By selecting Failover in the UI, an administrator can begin the process of selecting a new virtualization environment or public cloud environment. Once the source is selected, we will run through what is known as a CloudSpin operation. The CloudSpin operation will convert the workload to the appropriate environment’s machine type and power on the virtual machine.

After adding the converted virtual machine to the new environment, an administrator needs to configure a new protection job to enable backups of the new device. However, unlike in the primary environment, this protection job needs to be configured as a physical device. The reason for this configuration has to do with using the Cohesity agent. At this time, CloudSpin is unable to convert public cloud virtual machine formats to on-premises virtual machine formats. To ensure we can continue to protect the data, we use the Cohesity agent we installed into the operating system of the virtual machine.

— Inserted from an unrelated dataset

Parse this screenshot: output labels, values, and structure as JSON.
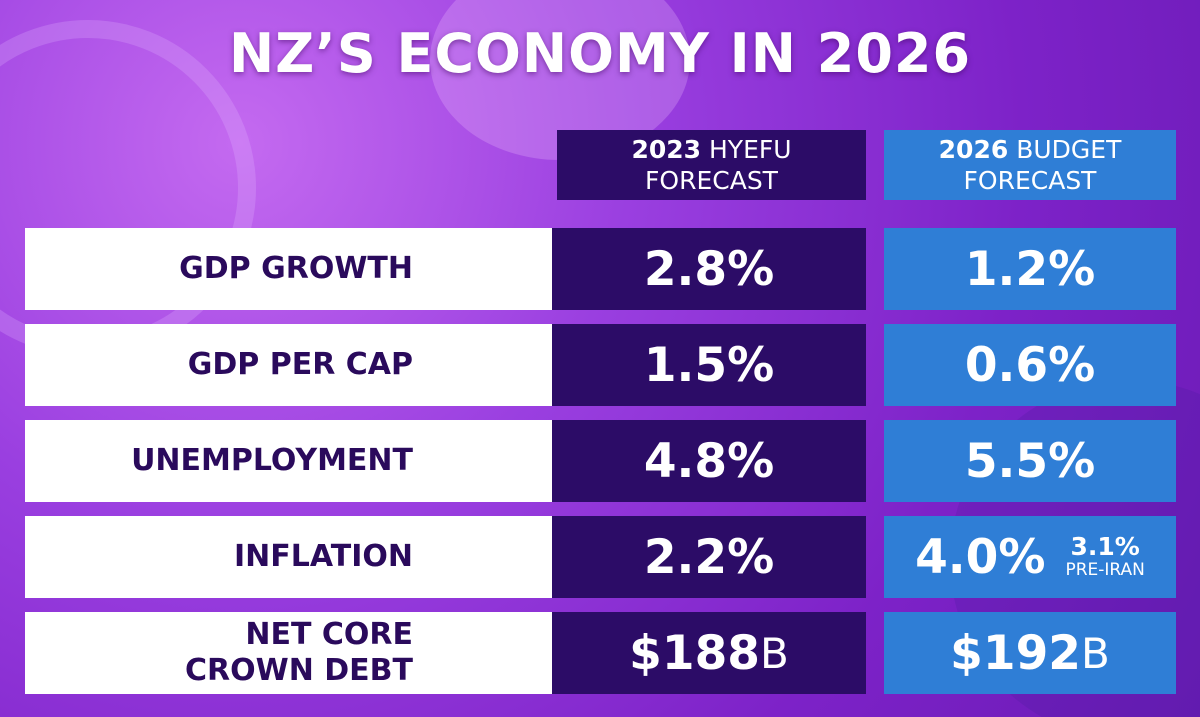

In the event of a disaster, the virtual machine is now available, and its data is available on the new source.

Time for Failback

How do we go about getting this data back in the event we can recover to the primary site? At our secondary site, we configure replication to a Cohesity cluster (new or existing) to the primary site. We configure a protection job to replicate the backup data, and we follow the same procedure for creating a virtual machine in our primary site virtualization environment.

Now it’s your Turn!

Many enterprises have first-hand experience with how complex disaster recovery can be. Also, many enterprises haven’t implemented disaster recovery for this reason. By utilizing Cohesity and the cloud, we believe you can simplify disaster recovery while providing multiple recovery SLA options. We help reduce Failover and Failback times from hours to minutes, ensuring that your disaster recovery plan uniquely fits your business and application recovery needs.